August Solar Eclipse: When And Where To Catch The August 2018 Partial Solar Eclipse

Are you ready for the partial solar eclipse next weekend?

Partial Solar Eclipse in Pathum Thani, Thailand.
Panumas Sanguanwong / Shutterstock

Are you ready for the partial solar eclipse next weekend?

August is an exciting time to look up at the night sky and check out the dazzling celestial displays unfolding before your eyes.

Right before the peak of the Perseid meteor shower, which occurs on August 12-13, as the Inquisitr recently reported, sky watchers will be treated to a solar eclipse, taking place on August 11.

Next weekend’s solar eclipse is a partial one, meaning that the sun won’t be completely obscured by the new moon passing in front of it. Instead, our biggest star will look like the moon merely took a bite out of it, since the lunar disk will only partly come between Earth and the sun.

The official start of the solar eclipse is 4:02 a.m.
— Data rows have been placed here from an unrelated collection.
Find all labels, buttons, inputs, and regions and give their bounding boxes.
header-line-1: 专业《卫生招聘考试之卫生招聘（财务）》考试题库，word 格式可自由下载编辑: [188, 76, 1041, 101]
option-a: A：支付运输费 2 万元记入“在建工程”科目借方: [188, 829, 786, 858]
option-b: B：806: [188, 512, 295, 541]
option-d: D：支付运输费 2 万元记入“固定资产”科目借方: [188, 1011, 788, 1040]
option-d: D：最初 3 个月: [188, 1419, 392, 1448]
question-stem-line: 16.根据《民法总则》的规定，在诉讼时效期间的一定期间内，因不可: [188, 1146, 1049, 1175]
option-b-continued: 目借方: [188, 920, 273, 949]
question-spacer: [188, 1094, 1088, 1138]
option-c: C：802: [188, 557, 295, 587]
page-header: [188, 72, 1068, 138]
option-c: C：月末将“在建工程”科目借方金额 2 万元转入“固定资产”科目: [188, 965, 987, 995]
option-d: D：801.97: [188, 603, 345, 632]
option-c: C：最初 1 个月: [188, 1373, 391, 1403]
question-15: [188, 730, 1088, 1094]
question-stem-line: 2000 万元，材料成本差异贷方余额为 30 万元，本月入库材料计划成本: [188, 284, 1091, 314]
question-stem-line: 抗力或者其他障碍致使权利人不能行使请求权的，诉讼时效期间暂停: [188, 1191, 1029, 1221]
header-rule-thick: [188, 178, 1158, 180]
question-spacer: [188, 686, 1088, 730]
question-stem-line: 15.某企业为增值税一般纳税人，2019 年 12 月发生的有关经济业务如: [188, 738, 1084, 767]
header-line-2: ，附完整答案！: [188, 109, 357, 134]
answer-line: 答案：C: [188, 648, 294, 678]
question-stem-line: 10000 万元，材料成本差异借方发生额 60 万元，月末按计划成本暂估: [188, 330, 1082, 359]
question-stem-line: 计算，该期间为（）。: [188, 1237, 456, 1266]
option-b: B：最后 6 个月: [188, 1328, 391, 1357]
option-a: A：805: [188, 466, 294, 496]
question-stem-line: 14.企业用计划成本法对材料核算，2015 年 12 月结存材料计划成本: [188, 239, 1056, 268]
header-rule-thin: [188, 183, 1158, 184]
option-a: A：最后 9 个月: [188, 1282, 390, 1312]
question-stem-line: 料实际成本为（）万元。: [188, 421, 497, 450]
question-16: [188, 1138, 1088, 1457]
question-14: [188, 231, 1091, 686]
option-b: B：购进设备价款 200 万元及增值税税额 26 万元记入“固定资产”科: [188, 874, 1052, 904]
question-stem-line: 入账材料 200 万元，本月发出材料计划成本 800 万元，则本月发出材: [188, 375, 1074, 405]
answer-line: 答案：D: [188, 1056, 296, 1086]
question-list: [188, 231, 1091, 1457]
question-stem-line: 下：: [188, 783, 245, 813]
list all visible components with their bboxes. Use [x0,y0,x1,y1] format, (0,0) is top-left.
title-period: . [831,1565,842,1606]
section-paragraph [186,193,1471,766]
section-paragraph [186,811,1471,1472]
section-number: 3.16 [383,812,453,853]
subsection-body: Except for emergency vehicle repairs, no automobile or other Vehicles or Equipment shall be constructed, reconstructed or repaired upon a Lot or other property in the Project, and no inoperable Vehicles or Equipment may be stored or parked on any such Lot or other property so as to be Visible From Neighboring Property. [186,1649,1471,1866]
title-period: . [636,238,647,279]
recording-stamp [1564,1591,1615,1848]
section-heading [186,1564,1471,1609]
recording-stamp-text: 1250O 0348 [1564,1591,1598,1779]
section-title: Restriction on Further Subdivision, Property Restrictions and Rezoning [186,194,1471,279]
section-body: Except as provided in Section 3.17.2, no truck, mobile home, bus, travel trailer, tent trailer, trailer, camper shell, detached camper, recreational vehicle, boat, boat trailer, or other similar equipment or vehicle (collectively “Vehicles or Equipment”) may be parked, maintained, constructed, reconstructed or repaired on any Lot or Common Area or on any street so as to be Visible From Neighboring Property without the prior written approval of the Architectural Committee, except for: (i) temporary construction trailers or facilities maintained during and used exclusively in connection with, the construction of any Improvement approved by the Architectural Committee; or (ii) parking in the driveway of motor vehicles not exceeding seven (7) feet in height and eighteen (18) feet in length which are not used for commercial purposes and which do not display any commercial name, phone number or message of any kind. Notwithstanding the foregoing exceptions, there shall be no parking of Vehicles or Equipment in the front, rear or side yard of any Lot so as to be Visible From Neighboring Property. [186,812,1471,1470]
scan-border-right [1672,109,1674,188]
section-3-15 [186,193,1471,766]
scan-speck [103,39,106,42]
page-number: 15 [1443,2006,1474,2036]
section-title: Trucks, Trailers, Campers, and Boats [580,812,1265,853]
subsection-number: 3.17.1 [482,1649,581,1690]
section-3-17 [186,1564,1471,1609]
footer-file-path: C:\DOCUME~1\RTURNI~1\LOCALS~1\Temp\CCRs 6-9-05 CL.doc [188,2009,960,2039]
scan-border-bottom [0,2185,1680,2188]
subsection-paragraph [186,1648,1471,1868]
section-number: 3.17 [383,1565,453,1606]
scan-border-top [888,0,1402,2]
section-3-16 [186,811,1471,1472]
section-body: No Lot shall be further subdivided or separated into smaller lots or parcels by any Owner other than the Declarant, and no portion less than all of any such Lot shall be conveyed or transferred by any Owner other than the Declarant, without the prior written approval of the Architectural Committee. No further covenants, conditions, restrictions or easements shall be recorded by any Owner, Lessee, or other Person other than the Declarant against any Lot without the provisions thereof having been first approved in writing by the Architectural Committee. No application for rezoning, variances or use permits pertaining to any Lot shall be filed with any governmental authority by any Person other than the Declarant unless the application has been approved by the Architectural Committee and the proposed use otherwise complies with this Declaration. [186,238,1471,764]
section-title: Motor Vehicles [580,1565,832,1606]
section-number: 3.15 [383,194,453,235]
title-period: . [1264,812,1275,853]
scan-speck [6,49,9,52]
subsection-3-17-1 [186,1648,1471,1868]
EDT (08:02 GMT), when sky watchers can see the first “contact” between the moon and the solar disk. The celestial event peaks at 5:46 a.m. EDT (09:46 GMT), when the maximum eclipse will be at a magnitude 0.7361.

The August, 2018, eclipse will only be visible in a select few locations, per a previous Inquisitr report. Unfortunately, the U.S. is not among them, as the August solar eclipse will only be witnessed by viewers in northern parts of North America, in northern and eastern Europe, and in northern and western Asia.

For the rest of the world interested in watching the solar eclipse, Bustle has compiled a list of media outlets that will provide live coverage of the August 11 celestial event.

Where To Watch The August Solar Eclipse

If you live in the U.S. and you’re not up for a trip to Canada or Greenland to watch the August solar eclipse first-hand, you might need to settle for following the media coverage on next week’s big event.

Here are the best online sources that will be livestreaming the August eclipse, according to Bustle:

  • The Virtual Telescope Project — this specialized website will tell you everything that goes on in the sky and is described by Bustle as being “a great educational resource,” as well as “totally entertaining.”
  • Time And Date — the web page already displays a countdown until the solar eclipse next weekend and provides historical information on solar eclipses, along with helpful illustrations.
  • CBS News — the media outlet will also be covering the August 11 solar eclipse in real time, so feel free to check it out, especially if you can’t watch the eclipse news on cable.
  • Space.com — the website offers extensive information on every type of astronomical events, including the August, 2018, partial solar eclipse.
  • The Weather Channel App — if you haven’t downloaded this free app yet, you might want to give it a try, as it provides a wealth of information on astronomical events, in addition to live coverage of the August 11 solar eclipse.
  • Space & Universe (Official) — the YouTube channel frequently uploads NASA footage of various celestial events, so keep it in mind for next weekend.

When Is The Next Solar Eclipse?

The upcoming astronomical event will mark the third partial solar eclipse taking place this year. The previous one occurred on July 13 and was only visible in the southernmost parts of Australia.

Partial solar eclipse.
A partial solar eclipse as seen from Grand Canyon National Park in Arizona. David McNew / Getty Images

Another partial solar eclipse unfolded on February 15, to the delight of viewers in southern South America, and anyone watching from the Atlantic Ocean and Antarctica, notes Space.com.

While 2018 doesn’t feature any total solar eclipses, next year comes with a magnificent total solar eclipse on July 2, which will be visible in the South Pacific, Chile, and Argentina. North America will have to wait until June 20, 2021, to witness a total solar eclipse.

The last total solar eclipse took place on August 21, 2017, and was the first to be seen all across the U.S. in almost 100 years, Space.com reported at the time.